Além disso, nada. Atitudes como essa somam na reprodução de valores
individualistas e individualizantes que a ideologia de mercado e política que
há por trás da indústria da cultural promovem. E a história do rock, tanto dos
consagrados quanto dos independentes (que sonham com a consagração), é recheada
disso. Para encerrar, nada contra (mas também a favor – pois não é essa a
questão e não é tão simples assim), o cover, o público de cover e os eventos
que se beneficiam dele, simplesmente falo pelo que está além disso, dessa ‘estrutura’,
dessa formatação. Sim, Metallica, Led Zeppelin, Doors, Guns, entre outros, são
boas bandas, e existem boas bandas covers dessas, porém, o mundo continua e
rock não morreu, apesar de muitos engessa-lo ou sepultá-lo em décadas passadas.
Boas, talentosas e até geniais bandas e seus talentosos compositores estão
acontecendo, significativamente, e no presente.
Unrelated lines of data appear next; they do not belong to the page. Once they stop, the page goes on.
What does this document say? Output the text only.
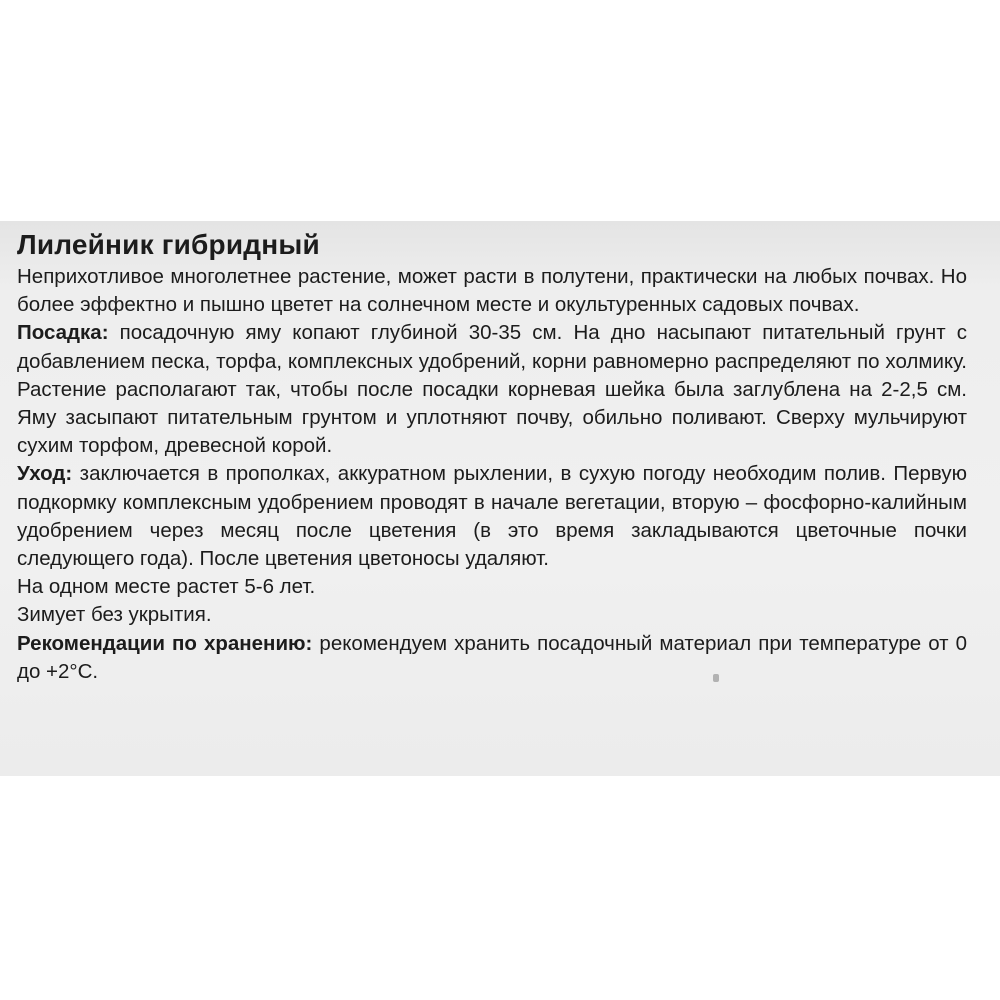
Лилейник гибридный

Неприхотливое многолетнее растение, может расти в полутени, практически на любых почвах. Но более эффектно и пышно цветет на солнечном месте и окультуренных садовых почвах.

Посадка: посадочную яму копают глубиной 30-35 см. На дно насыпают питательный грунт с добавлением песка, торфа, комплексных удобрений, корни равномерно распределяют по холмику. Растение располагают так, чтобы после посадки корневая шейка была заглублена на 2-2,5 см. Яму засыпают питательным грунтом и уплотняют почву, обильно поливают. Сверху мульчируют сухим торфом, древесной корой.

Уход: заключается в прополках, аккуратном рыхлении, в сухую погоду необходим полив. Первую подкормку комплексным удобрением проводят в начале вегетации, вторую – фосфорно-калийным удобрением через месяц после цветения (в это время закладываются цветочные почки следующего года). После цветения цветоносы удаляют.

На одном месте растет 5-6 лет.

Зимует без укрытия.

Рекомендации по хранению: рекомендуем хранить посадочный материал при температуре от 0 до +2°C.
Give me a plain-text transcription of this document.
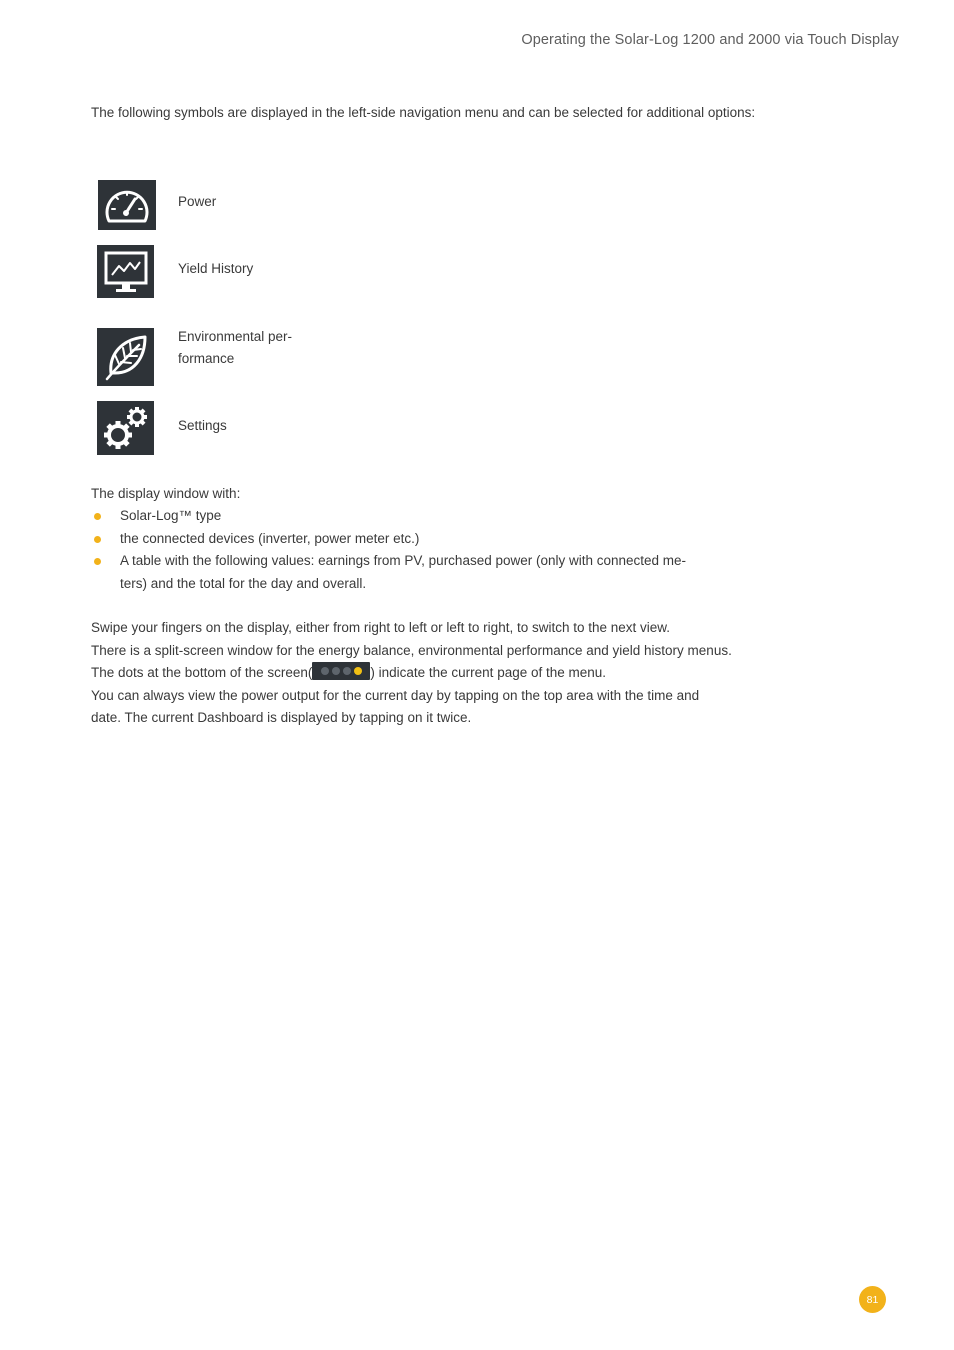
Operating the Solar-Log 1200 and 2000 via Touch Display

The following symbols are displayed in the left-side navigation menu and can be selected for additional options:

Power

Yield History

Environmental per-
formance

Settings

The display window with:

Solar-Log™ type
the connected devices (inverter, power meter etc.)
A table with the following values: earnings from PV, purchased power (only with connected me-
ters) and the total for the day and overall.

Swipe your fingers on the display, either from right to left or left to right, to switch to the next view.

There is a split-screen window for the energy balance, environmental performance and yield history menus.

The dots at the bottom of the screen(	) indicate the current page of the menu.

You can always view the power output for the current day by tapping on the top area with the time and

date. The current Dashboard is displayed by tapping on it twice.

81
Bandas como as do Jack White
(The Raconteurs e Dead Weather), The Mars Volta, Radiohead, Arcaide Fire,
Placebo, Wolfmother, etc., (entre as ‘gringas’); Plástico Lunar, Cidadão
Instigado, Rafael Castro e os Monumentais, Confraria da Costa, Sopro Difuso, Ruido/mm,
Rinoceronte, Skrotes, Mordida, etc., (entre as mais contemporâneas); Patrulha
do Espaço, Os Mutantes, etc., (entre as mais ‘clássicas’ e ainda atuantes); e
não vamos longe: as já citadas Repolho e Variantes; mais: John Filme, Duranggos,
Hairy Stone, Marujo Cogumelo, (não é preciso citar Epopeia, não é? hehe!), etc.,
(entre as locais/regionais)...
Enfim, uma gama
muito grande e boa de novas e velhas (mas ainda atuantes) bandas e suas belas
composições e obras para serem mais apreciadas, percebidas, descobertas,
ouvidas, dignificadas e valorizadas, basta olhar para além do que já é visto, e
ouvir, como ouvidos de quem sente e pensa por si próprio.
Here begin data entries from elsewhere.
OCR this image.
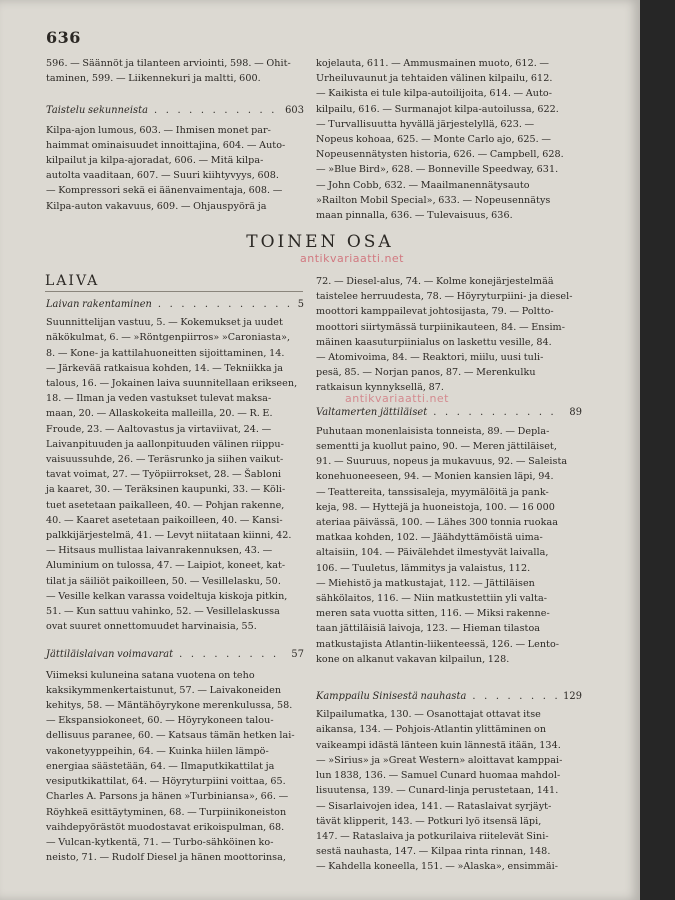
636

596. — Säännöt ja tilanteen arviointi, 598. — Ohit-

taminen, 599. — Liikennekuri ja maltti, 600.

Taistelu sekunneista . . .	603

Kilpa-ajon lumous, 603. — Ihmisen monet par-

haimmat ominaisuudet innoittajina, 604. — Auto-

kilpailut ja kilpa-ajoradat, 606. — Mitä kilpa-

autolta vaaditaan, 607. — Suuri kiihtyvyys, 608.

— Kompressori sekä ei äänenvaimentaja, 608. —

Kilpa-auton vakavuus, 609. — Ohjauspyörä ja

kojelauta, 611. — Ammusmainen muoto, 612. —

Urheiluvaunut ja tehtaiden välinen kilpailu, 612.

— Kaikista ei tule kilpa-autoilijoita, 614. — Auto-

kilpailu, 616. — Surmanajot kilpa-autoilussa, 622.

— Turvallisuutta hyvällä järjestelyllä, 623. —

Nopeus kohoaa, 625. — Monte Carlo ajo, 625. —

Nopeusennätysten historia, 626. — Campbell, 628.

— »Blue Bird», 628. — Bonneville Speedway, 631.

— John Cobb, 632. — Maailmanennätysauto

»Railton Mobil Special», 633. — Nopeusennätys

maan pinnalla, 636. — Tulevaisuus, 636.

TOINEN OSA
antikvariaatti.net
antikvariaatti.net
LAIVA
Laivan rakentaminen . . .	5

Suunnittelijan vastuu, 5. — Kokemukset ja uudet

näkökulmat, 6. — »Röntgenpiirros» »Caroniasta»,

8. — Kone- ja kattilahuoneitten sijoittaminen, 14.

— Järkevää ratkaisua kohden, 14. — Tekniikka ja

talous, 16. — Jokainen laiva suunnitellaan erikseen,

18. — Ilman ja veden vastukset tulevat maksa-

maan, 20. — Allaskokeita malleilla, 20. — R. E.

Froude, 23. — Aaltovastus ja virtaviivat, 24. —

Laivanpituuden ja aallonpituuden välinen riippu-

vaisuussuhde, 26. — Teräsrunko ja siihen vaikut-

tavat voimat, 27. — Työpiirrokset, 28. — Šabloni

ja kaaret, 30. — Teräksinen kaupunki, 33. — Köli-

tuet asetetaan paikalleen, 40. — Pohjan rakenne,

40. — Kaaret asetetaan paikoilleen, 40. — Kansi-

palkkijärjestelmä, 41. — Levyt niitataan kiinni, 42.

— Hitsaus mullistaa laivanrakennuksen, 43. —

Aluminium on tulossa, 47. — Laipiot, koneet, kat-

tilat ja säiliöt paikoilleen, 50. — Vesillelasku, 50.

— Vesille kelkan varassa voideltuja kiskoja pitkin,

51. — Kun sattuu vahinko, 52. — Vesillelaskussa

ovat suuret onnettomuudet harvinaisia, 55.

Jättiläislaivan voimavarat . . .	57

Viimeksi kuluneina satana vuotena on teho

kaksikymmenkertaistunut, 57. — Laivakoneiden

kehitys, 58. — Mäntähöyrykone merenkulussa, 58.

— Ekspansiokoneet, 60. — Höyrykoneen talou-

dellisuus paranee, 60. — Katsaus tämän hetken lai-

vakonetyyppeihin, 64. — Kuinka hiilen lämpö-

energiaa säästetään, 64. — Ilmaputkikattilat ja

vesiputkikattilat, 64. — Höyryturpiini voittaa, 65.

Charles A. Parsons ja hänen »Turbiniansa», 66. —

Röyhkeä esittäytyminen, 68. — Turpiinikoneiston

vaihdepyörästöt muodostavat erikoispulman, 68.

— Vulcan-kytkentä, 71. — Turbo-sähköinen ko-

neisto, 71. — Rudolf Diesel ja hänen moottorinsa,

72. — Diesel-alus, 74. — Kolme konejärjestelmää

taistelee herruudesta, 78. — Höyryturpiini- ja diesel-

moottori kamppailevat johtosijasta, 79. — Poltto-

moottori siirtymässä turpiinikauteen, 84. — Ensim-

mäinen kaasuturpiinialus on laskettu vesille, 84.

— Atomivoima, 84. — Reaktori, miilu, uusi tuli-

pesä, 85. — Norjan panos, 87. — Merenkulku

ratkaisun kynnyksellä, 87.

Valtamerten jättiläiset . . .	89

Puhutaan monenlaisista tonneista, 89. — Depla-

sementti ja kuollut paino, 90. — Meren jättiläiset,

91. — Suuruus, nopeus ja mukavuus, 92. — Saleista

konehuoneeseen, 94. — Monien kansien läpi, 94.

— Teattereita, tanssisaleja, myymälöitä ja pank-

keja, 98. — Hyttejä ja huoneistoja, 100. — 16 000

ateriaa päivässä, 100. — Lähes 300 tonnia ruokaa

matkaa kohden, 102. — Jäähdyttämöistä uima-

altaisiin, 104. — Päivälehdet ilmestyvät laivalla,

106. — Tuuletus, lämmitys ja valaistus, 112.

— Miehistö ja matkustajat, 112. — Jättiläisen

sähkölaitos, 116. — Niin matkustettiin yli valta-

meren sata vuotta sitten, 116. — Miksi rakenne-

taan jättiläisiä laivoja, 123. — Hieman tilastoa

matkustajista Atlantin-liikenteessä, 126. — Lento-

kone on alkanut vakavan kilpailun, 128.

Kamppailu Sinisestä nauhasta . . .	129

Kilpailumatka, 130. — Osanottajat ottavat itse

aikansa, 134. — Pohjois-Atlantin ylittäminen on

vaikeampi idästä länteen kuin lännestä itään, 134.

— »Sirius» ja »Great Western» aloittavat kamppai-

lun 1838, 136. — Samuel Cunard huomaa mahdol-

lisuutensa, 139. — Cunard-linja perustetaan, 141.

— Sisarlaivojen idea, 141. — Rataslaivat syrjäyt-

tävät klipperit, 143. — Potkuri lyö itsensä läpi,

147. — Rataslaiva ja potkurilaiva riitelevät Sini-

sestä nauhasta, 147. — Kilpaa rinta rinnan, 148.

— Kahdella koneella, 151. — »Alaska», ensimmäi-
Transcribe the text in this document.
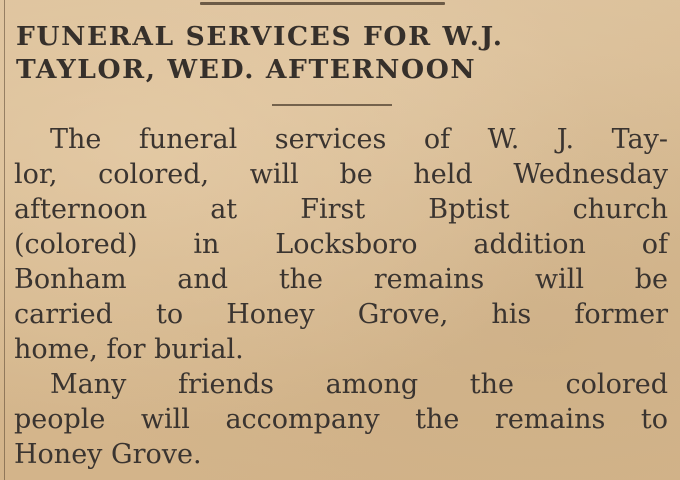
FUNERAL SERVICES FOR W.J.
TAYLOR, WED. AFTERNOON
The funeral services of W. J. Tay-
lor, colored, will be held Wednesday
afternoon at First Bptist church
(colored) in Locksboro addition of
Bonham and the remains will be
carried to Honey Grove, his former
home, for burial.
Many friends among the colored
people will accompany the remains to
Honey Grove.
* escrito em 15/01/2013 (dia do Compositor)
Herman G. Silvani (escritor/cronista, professor de
linguagens & humanas e sociais, compositor & guitarrista da banda
Epopeia)
Um comentário:
Gostei do texto, achei bem embasado e argumentado. Fiquei 6 anos tocando em uma banda cover, que por um definição do texto, seria algo a meio mastro. Não era nem versão, nem cover nota por nota. Depois dessa experiência, abracei totalmente o som autoral e assim tenho feito desde 2008. Os frutos começam a sair, alguns deles já por aí. E além disso, hoje sou um ferrenho defensor do som autoral, especialmente quando vejo um músico bom por cima do palco gastando seu talento em repetir (ou tentar repetir) e não em criar. Isto é um círculo vicioso de preguiça mental. Mas me apoiando na tese de que a história é cíclica, em meados dos anos 60 tinhamos um panorama bem parecido com o atual - as tais bandas de baile, ou os puristas do blues na Inglaterra, ou as bandas de garagem dos EUA eram bandas eminentemente covers. Mas a maré virou e o fim dos anos 60 e começo dos anos 70 foi uma explosão de som autoral, que causou uma reviravolta inclusive na indústria musical, permitindo por exemplo que discos da densidade de um "Thick as a Brick" ou "Dark Side of the Moon" fossem sucessos estrondosos. Fica a esperança.